1. I don't think I'm the intended audience for this book. Its opening sentence reads:
"It's possible for a person to have an overwhelming number of things to do and still function with a clear head and a positive sense of relaxed control."
I think the intention was for the reader to doubt that such a happy state was possible. (Andrew wondered if it is technically possible for anyone to be faced with an overwhelming number of things to do and not feel overwhelmed. But we'll let that one go.) I don't doubt it for myself. I don't think that I feel the problem that the book is addressing.
2. David Allen likes alliteration. Elevated levels of effectiveness and efficiency. ... tools, tips, techniques and tricks...
3. GTD identifies the problem as the new demands of this new millennium. He thinks the old methods of organisation are insufficient, as are the new programs and gadgets that are coming onto the market - Microsoft Outlook and Palm PDAs.
Perhaps this new millennium is more stressy than the last. I wouldn't want to make a call on that. But he clearly doesn't have my nice little macbook or an iphone.

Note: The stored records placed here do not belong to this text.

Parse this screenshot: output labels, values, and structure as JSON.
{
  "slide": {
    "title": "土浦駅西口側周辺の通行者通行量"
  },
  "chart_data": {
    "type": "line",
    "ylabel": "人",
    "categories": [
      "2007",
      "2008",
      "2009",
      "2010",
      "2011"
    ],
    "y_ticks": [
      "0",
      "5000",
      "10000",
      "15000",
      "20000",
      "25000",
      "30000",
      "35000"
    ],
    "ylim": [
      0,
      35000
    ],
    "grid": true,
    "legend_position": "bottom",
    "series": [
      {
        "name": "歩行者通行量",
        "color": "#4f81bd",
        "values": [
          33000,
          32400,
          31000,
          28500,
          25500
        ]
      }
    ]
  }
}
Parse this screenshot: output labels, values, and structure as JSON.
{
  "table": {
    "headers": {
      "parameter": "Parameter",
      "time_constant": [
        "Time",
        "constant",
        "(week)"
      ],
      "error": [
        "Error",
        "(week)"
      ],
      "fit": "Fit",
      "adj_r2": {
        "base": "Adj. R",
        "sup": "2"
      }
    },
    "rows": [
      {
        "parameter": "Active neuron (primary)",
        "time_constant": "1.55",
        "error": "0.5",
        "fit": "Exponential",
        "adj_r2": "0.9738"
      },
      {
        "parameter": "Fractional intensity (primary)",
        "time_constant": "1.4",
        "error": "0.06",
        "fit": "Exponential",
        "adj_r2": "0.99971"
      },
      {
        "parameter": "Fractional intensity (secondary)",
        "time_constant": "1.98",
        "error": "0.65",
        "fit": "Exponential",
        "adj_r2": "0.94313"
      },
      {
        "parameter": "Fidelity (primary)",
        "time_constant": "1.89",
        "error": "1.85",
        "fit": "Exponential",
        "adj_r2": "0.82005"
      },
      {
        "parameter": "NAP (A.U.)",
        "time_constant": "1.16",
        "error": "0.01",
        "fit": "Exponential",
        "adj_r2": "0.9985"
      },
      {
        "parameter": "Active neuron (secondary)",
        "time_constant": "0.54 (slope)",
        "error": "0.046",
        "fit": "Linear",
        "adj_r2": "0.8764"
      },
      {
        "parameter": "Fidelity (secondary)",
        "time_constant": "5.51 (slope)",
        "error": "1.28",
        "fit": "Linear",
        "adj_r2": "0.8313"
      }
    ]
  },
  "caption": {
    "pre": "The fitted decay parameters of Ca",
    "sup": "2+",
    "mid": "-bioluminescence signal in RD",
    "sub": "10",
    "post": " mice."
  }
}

4. His main thrust seems that you need to be able to efficiently capture all the things that need to get done, file them efficiently (outside your head) and identify the next step needed to push each project forward. Okay. I'll see where this goes.
5. The idea of capturing stuff outside our heads is so that we can achieve a 'mind like water' state where our heads are clear of worries and stress so that we can logically think about and do one thing at a time. I've got a few issues with this. It's not always necessary to capture everything externally to achieve a clear mind. I can achieve it geographically. (I go to a coffee shop.) Or I can just decide that some things aren't going to haunt me. (If I have some outstanding paperwork, I calculate how much not filling in the form is going to cost me and decide to absorb that cost.) And bigger things that cloud our minds and limit our productivity often aren't of the kind that can be 'captured' in an organisational system and filed away with a 'next step' instruction for later. Big time productivity killers like relationship breakdowns, griefs, addictions and insecurities aren't, I suspect, going to be helped much by a GTD capture system. (Though I find that capturing such things in a poem or song quite helpful.)
6. We need to have a system that we trust in order to get things out of our heads. I guess the rest of the book will spell out his system as the solution we need.
7. This section of the book is called The Art of Getting Things Done. I'd question if art is the right word to use here.
Okay. Over to you. What did you think?